Many times, we’ve plucked the number from somewhere in our past. For example, when I got married I weighed around 135 pounds. When I look at my wedding pictures, I think I look pretty good. I want to look that good again, so I decide my goal weight is now 135 pounds. Makes logical sense, right? But not really. I got married 17 years ago. Since then I have had 3 babies, several moves, a career change and lots of “life” has happened. At 39 years old, I absolutely have the ability to make my body strong, healthy and fit but is it going to look the same as it did when I was 22? Maybe not. Is that ok? Of course!!

(Fun fact. This 22 year old body that is my “goal”….I wasn’t happy with it when I was actually living in it. My 39 year old self – although the number on the scale is higher – is much more fit and much more comfortable in my own skin!)

Keep in mind that body composition makes a difference. Muscle weighs more than fat. A pound of fat is about the size of a brick. A pound of muscle is about the size of an ice cube. If you replaced 10 bricks (10 pounds of fat) with 10 ice cubes (10 pounds of muscle) you’re probably going to feel pretty good about that, but you won’t see the scale budge. In general, how you feel and how your clothes fit will be a great indication of progress. When that progress is not reflected on by a change on the scale (or not enough of a change) it can be incredibly discouraging

Instead of thinking of the number you want to see, think of the way you want to feel in your skin. What would it feel like both physically and emotionally? Concentrate on this feeling. Spend some time thinking about it every day.

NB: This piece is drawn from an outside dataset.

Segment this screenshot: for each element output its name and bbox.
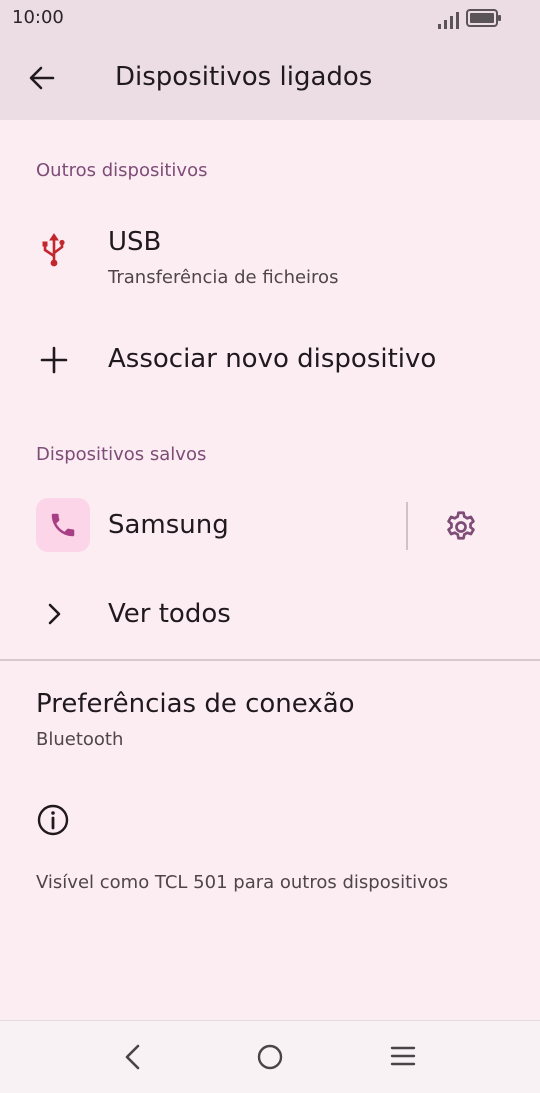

You may be surprised to learn that this feeling that you want to achieve does not necessarily correlate to the number of pounds you think you need to lose.

Many women get scale tunnel vision and make the number the only thing that matters or measures their progress. This can actually turn into a distraction as you work toward your fitness goal. With healthy lifestyle changes, progress will happen BUT it may not show up the way you expect.

A scale is a useful tool because it makes your progress measurable. If you feel like you can step on the scale knowing that WHATEVER IT SAYS you are going to feel proud of yourself, then go for it. If you think that it is going to ruin your day if it says something you don’t like, AVOID AVOID AVOID. It is not necessary. You are more than that number!